Diodor dejó al infeliz nadando en el puchero y se encaminó a su aposento. Moza gimoteaba, desnuda sobre el jergón. La habría vapuleado a placer, pero se limitó a mirarla sombrío. Luego regresó a su puesto de guardia. A medianoche bajó al embarcadero. Cogió un bote y se alejó remando.
Llegó a su casa, aparejó un caballo, eligió algunos pertrechos y salió por el camino viejo, para no toparse con los franceses, en dirección a Ciutadella.
El 18 de abril los galos fondearon en la bahía de Ciutadella. Un piquete informó que la ciudad había sido abandonada por la guarnición.
Aristocracia, clero y pueblo aclamaban al invasor. Los jurados fueron a rendir pleitesía al mariscal de Richelieu. Y se ordenó el desembarco.

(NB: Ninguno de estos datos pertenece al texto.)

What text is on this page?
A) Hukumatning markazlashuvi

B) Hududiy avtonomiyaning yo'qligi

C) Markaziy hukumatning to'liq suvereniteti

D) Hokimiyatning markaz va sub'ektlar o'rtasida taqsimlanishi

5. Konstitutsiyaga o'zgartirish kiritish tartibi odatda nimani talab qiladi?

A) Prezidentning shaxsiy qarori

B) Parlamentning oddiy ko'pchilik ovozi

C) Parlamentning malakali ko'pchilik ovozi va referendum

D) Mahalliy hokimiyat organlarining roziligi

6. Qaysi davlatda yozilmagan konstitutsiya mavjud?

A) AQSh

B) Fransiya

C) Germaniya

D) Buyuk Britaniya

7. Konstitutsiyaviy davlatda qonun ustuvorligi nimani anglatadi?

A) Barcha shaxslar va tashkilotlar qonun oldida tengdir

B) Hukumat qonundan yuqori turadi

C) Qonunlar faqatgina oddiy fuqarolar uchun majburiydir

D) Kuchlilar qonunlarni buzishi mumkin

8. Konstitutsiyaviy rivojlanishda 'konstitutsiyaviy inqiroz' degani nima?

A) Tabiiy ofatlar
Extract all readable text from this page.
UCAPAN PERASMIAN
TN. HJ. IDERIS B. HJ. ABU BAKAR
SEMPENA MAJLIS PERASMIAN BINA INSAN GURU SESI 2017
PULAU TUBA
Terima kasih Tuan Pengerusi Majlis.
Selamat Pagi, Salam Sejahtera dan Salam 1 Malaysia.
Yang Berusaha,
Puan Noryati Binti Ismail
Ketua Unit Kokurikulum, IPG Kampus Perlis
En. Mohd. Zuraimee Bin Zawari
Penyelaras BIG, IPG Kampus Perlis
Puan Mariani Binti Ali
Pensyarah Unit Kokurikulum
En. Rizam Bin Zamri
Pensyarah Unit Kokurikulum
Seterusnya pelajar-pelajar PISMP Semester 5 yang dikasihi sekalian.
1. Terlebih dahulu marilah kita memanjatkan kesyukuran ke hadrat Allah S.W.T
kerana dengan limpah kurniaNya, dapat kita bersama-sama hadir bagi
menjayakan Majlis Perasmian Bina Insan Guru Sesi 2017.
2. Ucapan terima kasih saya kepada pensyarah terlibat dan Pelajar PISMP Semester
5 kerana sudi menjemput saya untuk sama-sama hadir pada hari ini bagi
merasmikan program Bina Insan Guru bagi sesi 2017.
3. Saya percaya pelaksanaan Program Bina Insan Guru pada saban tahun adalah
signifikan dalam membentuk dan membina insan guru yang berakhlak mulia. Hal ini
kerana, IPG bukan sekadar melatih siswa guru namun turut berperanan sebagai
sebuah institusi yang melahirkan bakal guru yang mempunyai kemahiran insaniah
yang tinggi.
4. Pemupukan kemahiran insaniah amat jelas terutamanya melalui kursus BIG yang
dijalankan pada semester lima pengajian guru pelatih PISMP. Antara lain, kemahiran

Entre los que subieron a bordo había un oficial retirado de Su Majestad Británica, mosén Martí Dasi, y su hijo el doncel don Doménec. Era un punto de mucho cuidado, que había hecho armas con mosén Saura, mas como era caballero y traía datos valiosos del enemigo, Richelieu acabó por tomarlo a su cargo. Existía otra buena razón para hacerlo: como él mismo, Dasi era un seductor, y decían si la tenía de oro.
Al día siguiente se entonó solemne tedeum en la iglesia mayor. Mosén Dasi y Doménec vestían impecablemente uniforme de tacons rouges. Ambos juraron fidelidad al rey de Francia, con las autoridades de toda la isla.
El día 20 comenzó el desembarco. Diodor había llegado ya a Ciutadella. Mandó recado a doña Catalina y se vieron de ocultis en Agua Fría. Se encaminaron a las salinas de Diodor. Doña Catalina a la mujeriega sobre un caballo primoroso. Escapaba junto al primer hombre que la tuvo en sus brazos, por quien había bebido los vientos en silencio durante muchos años.
Mosén Martí Dasi y el doncel don Doménec avanzaban hacia Maó con los franceses. Sólo don Juan, que ya era un joven erudito, advirtió la partida de los enamorados, pues a esa hora se recogía a su aposento, después de estudiar largo rato en la biblioteca.